Brad point drills are also a good way to drill a fairly clean hole: Buy MILESCRAFT 7-Piece Fractional Brad Point Drill Bit Set, Milescraft# 1812 at Woodcraft.com

A standard 118* wood/metal drill bit can not cut wood cleanly. Take a look at the point and you will understand why. The point will chisel into the wood with the rest of the cutting edge following. When it gets to the outer edge, all that it can do then is dig in and the wood chip follows the grain and rips out a chunk.


----------



## sjonesphoto (Feb 19, 2014)

IC31 said:


> Stephanie - I would suggest that you try a Forstner bit to drill 'clean' holes. Individual Standard Forstner Bits, High Carbon Steel-Standard Forstner Bits - 3/8" Shank - Rockler Woodworking Tools
> 
> Even Harbor Freigh have a set but some of their tools quality is lower then suspect.
> 
> ...


Thanks dave. Do they make forstner bits for 1/8" holes? Imm look. Thanks!!


----------



## TRN_Diesel (Feb 24, 2009)

Is your drill bit dull? Where are you getting tear out, on the top or bottom? How and what are you using to drill the holes?

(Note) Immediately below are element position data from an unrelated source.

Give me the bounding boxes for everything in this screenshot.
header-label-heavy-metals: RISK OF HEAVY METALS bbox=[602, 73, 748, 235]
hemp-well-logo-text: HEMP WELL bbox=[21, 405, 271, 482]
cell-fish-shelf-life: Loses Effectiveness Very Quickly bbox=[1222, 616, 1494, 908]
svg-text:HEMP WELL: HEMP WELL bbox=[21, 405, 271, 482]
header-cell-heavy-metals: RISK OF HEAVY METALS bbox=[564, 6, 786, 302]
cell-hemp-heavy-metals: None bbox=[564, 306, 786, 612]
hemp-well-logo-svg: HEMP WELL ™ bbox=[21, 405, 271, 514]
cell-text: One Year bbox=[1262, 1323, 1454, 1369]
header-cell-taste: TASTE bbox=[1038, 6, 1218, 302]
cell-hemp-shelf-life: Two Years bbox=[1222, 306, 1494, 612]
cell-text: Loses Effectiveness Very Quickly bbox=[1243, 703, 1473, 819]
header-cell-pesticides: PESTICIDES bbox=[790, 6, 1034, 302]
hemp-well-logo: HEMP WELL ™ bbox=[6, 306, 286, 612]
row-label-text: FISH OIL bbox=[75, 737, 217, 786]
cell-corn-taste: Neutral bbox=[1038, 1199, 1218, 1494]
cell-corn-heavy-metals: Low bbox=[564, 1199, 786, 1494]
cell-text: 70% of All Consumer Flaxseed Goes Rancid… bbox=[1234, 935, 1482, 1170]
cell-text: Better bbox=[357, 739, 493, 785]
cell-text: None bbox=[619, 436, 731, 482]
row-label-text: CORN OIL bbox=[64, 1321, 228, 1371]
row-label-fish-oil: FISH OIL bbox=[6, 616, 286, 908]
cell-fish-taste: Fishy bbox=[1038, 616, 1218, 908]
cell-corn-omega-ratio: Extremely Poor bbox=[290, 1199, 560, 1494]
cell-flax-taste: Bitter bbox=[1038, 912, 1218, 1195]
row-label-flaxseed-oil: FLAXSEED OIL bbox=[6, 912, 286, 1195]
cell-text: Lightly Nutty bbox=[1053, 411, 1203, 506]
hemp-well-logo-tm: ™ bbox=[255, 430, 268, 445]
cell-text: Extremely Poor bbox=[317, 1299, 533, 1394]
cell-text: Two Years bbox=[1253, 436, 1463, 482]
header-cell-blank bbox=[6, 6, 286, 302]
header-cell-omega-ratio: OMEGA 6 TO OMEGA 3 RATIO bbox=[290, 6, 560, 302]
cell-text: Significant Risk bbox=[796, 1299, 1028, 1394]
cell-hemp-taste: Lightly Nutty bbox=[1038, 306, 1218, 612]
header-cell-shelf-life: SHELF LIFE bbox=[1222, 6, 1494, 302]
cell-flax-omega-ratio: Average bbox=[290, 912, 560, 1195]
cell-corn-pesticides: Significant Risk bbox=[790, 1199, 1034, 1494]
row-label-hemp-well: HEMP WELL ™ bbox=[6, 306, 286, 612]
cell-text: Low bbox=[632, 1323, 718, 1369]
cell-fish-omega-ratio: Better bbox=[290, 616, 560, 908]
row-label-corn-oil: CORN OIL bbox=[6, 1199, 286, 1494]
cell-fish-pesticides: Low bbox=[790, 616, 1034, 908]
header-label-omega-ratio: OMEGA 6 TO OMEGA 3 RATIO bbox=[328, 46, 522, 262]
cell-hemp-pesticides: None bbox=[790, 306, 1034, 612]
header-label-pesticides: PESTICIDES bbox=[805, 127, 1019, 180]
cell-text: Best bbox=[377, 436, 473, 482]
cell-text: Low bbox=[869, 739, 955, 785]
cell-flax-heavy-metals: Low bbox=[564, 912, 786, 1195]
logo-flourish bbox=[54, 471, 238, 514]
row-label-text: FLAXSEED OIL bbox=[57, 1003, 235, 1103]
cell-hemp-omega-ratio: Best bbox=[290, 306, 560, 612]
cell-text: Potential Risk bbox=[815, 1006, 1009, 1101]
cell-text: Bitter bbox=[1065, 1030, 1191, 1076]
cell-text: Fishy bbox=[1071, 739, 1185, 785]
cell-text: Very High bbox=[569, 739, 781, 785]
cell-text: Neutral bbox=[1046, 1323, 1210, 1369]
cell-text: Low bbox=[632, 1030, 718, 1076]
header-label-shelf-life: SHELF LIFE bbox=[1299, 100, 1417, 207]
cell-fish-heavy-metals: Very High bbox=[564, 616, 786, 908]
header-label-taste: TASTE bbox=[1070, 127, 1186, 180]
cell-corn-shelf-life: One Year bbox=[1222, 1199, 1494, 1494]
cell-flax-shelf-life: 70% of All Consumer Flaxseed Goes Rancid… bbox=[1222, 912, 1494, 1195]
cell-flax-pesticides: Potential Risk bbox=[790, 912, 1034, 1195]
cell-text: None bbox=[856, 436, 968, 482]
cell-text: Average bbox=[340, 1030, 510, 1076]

Great project Stephanie I like your design and the added pull you added to help slide the cribbage board out.


----------



## DaninVan (Jan 1, 2012)

Re brad point drill bits...
HSS Lipped Brad-Point Drills - Lee Valley Tools


----------



## IC31 (Nov 16, 2012)

Stephanie - the smallest Forstner's I've seen are 1/4" - it would be tough and expensive to sharpen anything really small for a very limited use group. Smaller - then 1/4", then you would use brad point. With a standard twist drill, it will be hard to not have some tear out though with the smallest sizes, less - regardless of how sharp, including new. A note - the big box stores seem to carry some 'brad' points with a kinda spade tip (mostly DeWalt) which haven't worked as well for me as the sharp pointed type.


----------



## sjonesphoto (Feb 19, 2014)

TRN_Diesel said:


> Is your drill bit dull? Where are you getting tear out, on the top or bottom? How and what are you using to drill the holes?
> 
> Great project Stephanie I like your design and the added pull you added to help slide the cribbage board out.


No brand new bit. Drilling through slowly with a drill press. Using a backing board. Tear out happening on top and underneath.


----------



## TRN_Diesel (Feb 24, 2009)

Hmmmm is it a brad point? Is it a good quality one? Never heard of tear out on a new bit.


----------



## sjonesphoto (Feb 19, 2014)

TRN_Diesel said:


> Hmmmm is it a brad point? Is it a good quality one? Never heard of tear out on a new bit.


dewalt titanium split point 1/8" is that my prob? that its not brad point?